NASCAR Nationwide Series New Car Goes Through Final Test Paces At Talladega
DAYTONA BEACH, Fla. (Nov. 2, 2009) -- No one needed to pinch Justin Allgaier today.
The NASCAR Nationwide Series Raybestos Rookie of the Year standings leader had his first turn in the Challenger, Dodge's new car entry into the series, during a test at Talladega Superspeedway.
"It drives like a dream," Allgaier said after his first laps in the car. He was one of eight drivers representing the four series manufacturers who put the new cars through the paces for the first time on a track more than 1.5 miles in length. Previous tests for the NASCAR Nationwide new car were at Richmond International Raceway and Lowe's Motor Speedway last year.
According to Robin Pemberton, NASCAR's vice president of competition, the purpose of today's six-hour test was to gather information relative to the size of the tapered spacer that the car will need in order to achieve its desired speed at tracks such as Talladega and Daytona International Speedway -- where the new car will make its points-racing debut in July, 2010. Additionally, the test helped to better identify the proper gear ratio that the new car will need to generate the proper RPM.

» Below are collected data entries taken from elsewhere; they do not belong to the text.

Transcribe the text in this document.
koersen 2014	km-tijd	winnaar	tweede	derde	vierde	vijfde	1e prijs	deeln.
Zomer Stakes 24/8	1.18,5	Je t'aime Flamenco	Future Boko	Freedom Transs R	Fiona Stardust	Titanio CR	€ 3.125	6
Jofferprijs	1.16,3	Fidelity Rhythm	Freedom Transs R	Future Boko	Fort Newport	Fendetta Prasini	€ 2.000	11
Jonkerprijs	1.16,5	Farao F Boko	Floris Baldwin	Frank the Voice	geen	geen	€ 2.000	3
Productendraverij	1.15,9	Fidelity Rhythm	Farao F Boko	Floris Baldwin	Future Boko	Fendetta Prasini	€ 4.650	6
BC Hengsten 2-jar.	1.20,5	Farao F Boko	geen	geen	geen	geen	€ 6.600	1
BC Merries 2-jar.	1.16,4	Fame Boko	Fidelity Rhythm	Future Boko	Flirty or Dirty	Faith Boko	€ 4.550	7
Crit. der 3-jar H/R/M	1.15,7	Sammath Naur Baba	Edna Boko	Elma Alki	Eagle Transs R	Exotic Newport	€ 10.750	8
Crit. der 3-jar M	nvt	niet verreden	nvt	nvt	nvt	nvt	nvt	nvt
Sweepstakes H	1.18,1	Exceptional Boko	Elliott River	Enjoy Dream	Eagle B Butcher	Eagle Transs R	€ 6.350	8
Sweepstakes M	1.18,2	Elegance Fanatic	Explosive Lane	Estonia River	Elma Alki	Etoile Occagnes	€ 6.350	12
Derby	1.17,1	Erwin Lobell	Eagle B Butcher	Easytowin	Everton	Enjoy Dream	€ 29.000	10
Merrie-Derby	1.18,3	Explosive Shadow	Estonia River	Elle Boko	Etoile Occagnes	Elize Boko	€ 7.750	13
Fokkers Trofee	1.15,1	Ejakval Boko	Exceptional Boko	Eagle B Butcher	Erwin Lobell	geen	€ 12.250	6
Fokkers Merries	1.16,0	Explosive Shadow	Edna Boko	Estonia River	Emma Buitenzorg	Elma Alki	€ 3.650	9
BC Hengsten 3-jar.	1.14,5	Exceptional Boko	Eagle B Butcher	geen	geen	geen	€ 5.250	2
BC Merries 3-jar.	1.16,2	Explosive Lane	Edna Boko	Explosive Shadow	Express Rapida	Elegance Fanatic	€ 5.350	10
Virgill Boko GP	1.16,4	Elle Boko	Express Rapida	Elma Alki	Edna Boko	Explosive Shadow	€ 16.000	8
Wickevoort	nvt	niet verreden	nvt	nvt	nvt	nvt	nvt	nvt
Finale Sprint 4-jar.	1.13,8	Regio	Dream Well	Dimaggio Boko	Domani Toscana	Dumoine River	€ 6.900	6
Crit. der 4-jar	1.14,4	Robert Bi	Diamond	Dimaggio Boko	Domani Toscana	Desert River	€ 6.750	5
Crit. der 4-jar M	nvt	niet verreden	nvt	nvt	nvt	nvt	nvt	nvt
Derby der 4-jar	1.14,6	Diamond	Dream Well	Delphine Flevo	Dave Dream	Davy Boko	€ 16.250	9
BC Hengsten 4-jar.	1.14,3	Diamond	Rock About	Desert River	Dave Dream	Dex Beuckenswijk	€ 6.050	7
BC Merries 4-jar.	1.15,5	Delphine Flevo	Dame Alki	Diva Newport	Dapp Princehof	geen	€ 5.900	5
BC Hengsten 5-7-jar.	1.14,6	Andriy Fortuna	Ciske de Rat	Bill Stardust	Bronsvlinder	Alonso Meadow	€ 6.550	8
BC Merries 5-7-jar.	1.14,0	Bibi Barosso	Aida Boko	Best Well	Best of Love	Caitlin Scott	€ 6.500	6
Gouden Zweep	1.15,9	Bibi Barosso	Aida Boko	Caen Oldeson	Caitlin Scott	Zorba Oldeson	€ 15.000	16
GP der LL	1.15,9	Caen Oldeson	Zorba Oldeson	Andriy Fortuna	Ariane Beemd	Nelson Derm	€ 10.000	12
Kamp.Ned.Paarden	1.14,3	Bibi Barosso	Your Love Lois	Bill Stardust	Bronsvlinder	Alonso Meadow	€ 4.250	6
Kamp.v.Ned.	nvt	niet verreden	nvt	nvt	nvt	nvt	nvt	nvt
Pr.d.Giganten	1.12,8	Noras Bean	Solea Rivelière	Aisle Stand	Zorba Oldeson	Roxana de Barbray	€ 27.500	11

"We needed to see what should be done from a plate standpoint to get enough speed in the cars and also see how they reacted in the draft," Pemberton said.
The first few hours of the test were spent in single runs, followed by drafting during the afternoon. A pair of NASCAR veterans who have successful histories in the series -- two-time champion Kevin Harvick and 27-time winner Jeff Burton -- were the first drafting pair out on the track.
"The great advantage of this car is we have a lot of time with the first new car (in NASCAR Sprint Cup), Burton said. "This is an evolution of that. I think it's going to work really well. I like the way the cars look and the way the cars drive."
Brett Bodine, NASCAR's director of cost research, was in agreement with Burton. "I've received some really favorable comments from the drivers," he said. "In fact, what I'm hearing is this new car drives better than the current Nationwide car."
"This has been an exciting few days for the series," said Joe Balash, the director of the NASCAR Nationwide Series. "Dodge unveiled the Challenger last week, we had all four cars together for the first time on Saturday ... it was pretty special.
"We believe this car will give our series its own unique identity and that certainly was one of our goals from the very beginning in developing this new car."
Following its debut next summer at Daytona, the NASCAR Nationwide Series new car also will compete in points races at Michigan International Speedway in August, at Richmond in September and at Lowe's Motor Speedway in October. Full integration for the new car into the series is targeted for 2011.
"Nationwide couldn't be prouder of our association with the series," said John Aman, associate vice president for strategic sponsorships for series sponsor, Nationwide, who was on site at Talladega for the test. "We are extremely excited about the addition of this new race car."